Pai was referencing senate bill 822, a law that was passed in the California legislature earlier this month and made its way to the governor’s desk last week. If signed, the law will enshrine the net neutrality protections that Pai’s FCC repealed last year, including prohibiting throttling and blocking sites.

Pai attacked the law while speaking at the Maine Heritage Policy Center, a right-wing think tank in Portland. Maine is one of the many states currently considering similar legislation to overturn the FCC’s decision.

The main critique seemed to be focused on the California bill’s language around zero rating: a practice where telecom companies exempt certain apps or services from counting towards a user’s data cap.
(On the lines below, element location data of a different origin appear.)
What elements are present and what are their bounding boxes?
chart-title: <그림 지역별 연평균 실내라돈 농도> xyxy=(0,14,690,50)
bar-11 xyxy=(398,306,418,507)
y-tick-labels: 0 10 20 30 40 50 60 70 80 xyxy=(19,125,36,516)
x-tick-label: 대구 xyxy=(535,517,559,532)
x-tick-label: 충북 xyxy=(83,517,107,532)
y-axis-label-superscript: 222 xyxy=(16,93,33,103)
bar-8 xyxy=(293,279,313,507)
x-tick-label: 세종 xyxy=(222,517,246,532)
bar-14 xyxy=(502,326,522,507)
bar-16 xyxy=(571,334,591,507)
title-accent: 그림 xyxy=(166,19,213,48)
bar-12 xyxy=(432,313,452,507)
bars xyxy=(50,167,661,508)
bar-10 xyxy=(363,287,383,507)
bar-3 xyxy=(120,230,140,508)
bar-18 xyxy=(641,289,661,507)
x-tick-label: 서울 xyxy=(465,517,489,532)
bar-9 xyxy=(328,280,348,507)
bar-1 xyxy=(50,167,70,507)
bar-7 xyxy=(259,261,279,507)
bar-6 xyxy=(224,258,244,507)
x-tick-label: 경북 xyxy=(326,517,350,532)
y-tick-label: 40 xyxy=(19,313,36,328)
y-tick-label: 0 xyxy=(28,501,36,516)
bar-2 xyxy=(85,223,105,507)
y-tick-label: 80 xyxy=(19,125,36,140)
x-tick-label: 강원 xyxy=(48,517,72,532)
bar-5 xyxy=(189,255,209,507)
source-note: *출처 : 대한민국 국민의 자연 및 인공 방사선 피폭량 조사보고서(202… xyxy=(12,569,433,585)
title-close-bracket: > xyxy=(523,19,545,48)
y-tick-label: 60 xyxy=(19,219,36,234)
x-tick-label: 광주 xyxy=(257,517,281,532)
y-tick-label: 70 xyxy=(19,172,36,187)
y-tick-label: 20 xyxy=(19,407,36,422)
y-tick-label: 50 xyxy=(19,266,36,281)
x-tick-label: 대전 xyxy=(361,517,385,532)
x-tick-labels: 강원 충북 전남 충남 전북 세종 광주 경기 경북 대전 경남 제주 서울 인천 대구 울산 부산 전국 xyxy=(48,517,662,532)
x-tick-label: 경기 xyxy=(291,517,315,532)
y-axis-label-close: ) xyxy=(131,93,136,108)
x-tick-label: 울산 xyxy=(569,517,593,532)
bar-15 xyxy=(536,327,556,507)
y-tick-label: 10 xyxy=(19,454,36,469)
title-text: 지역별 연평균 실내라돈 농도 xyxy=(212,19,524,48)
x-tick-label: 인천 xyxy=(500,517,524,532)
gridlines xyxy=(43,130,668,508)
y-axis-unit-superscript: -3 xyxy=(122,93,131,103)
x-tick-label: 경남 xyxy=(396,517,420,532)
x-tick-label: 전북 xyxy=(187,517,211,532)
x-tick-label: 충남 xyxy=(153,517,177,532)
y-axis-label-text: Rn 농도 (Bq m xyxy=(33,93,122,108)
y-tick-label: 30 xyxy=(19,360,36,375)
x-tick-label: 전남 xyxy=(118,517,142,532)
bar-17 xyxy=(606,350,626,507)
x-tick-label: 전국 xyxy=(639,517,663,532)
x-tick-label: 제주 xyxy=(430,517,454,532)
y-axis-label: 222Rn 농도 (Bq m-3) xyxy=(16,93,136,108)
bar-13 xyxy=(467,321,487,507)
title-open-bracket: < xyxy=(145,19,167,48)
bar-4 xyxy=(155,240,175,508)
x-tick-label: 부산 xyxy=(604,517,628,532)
On the surface, this sounds like a really great deal for consumers, as Pai argued on Friday.

“These plans have proven enormously popular in the marketplace, especially among lower-income Americans,” Pai said. “But nanny-state California legislators apparently want to ban their constituents from having this choice.”

But in practice, zero-rating is often used by telecom companies in an anti-competitive way, such as making their own in-house streaming service data exempt, for example. The California bill doesn’t ban zero-rating outright, but only if it violates the other net neutrality terms, as the FCC concluded some zero-rating practices do, in a 2016 review.

Pai also called the legislation illegal because it’s preempted by federal law. Remember: Pai argued last year that the FCC had to roll back net neutrality protections because he said it didn’t have the authority to regulate the industry, but evidently thinks it has the authority to prevent state governments from regulating the industry.

After hearing the chairman’s remarks, California state Senator Scott Wiener, who introduced the legislation, responded saying that Pai’s criticisms were “potshots” and wouldn’t dissuade California legislators.

“Unlike Pai’s FCC, California isn’t run by the big telecom and cable companies,” Wiener wrote in a statement. “SB 822 is supported by a broad coalition of consumer groups, groups advocating for low income people, small and mid-size technology companies, labor unions, and President Obama’s FCC chairman, Tom Wheeler. I’ll take that support over Ajit Pai any day of the week.”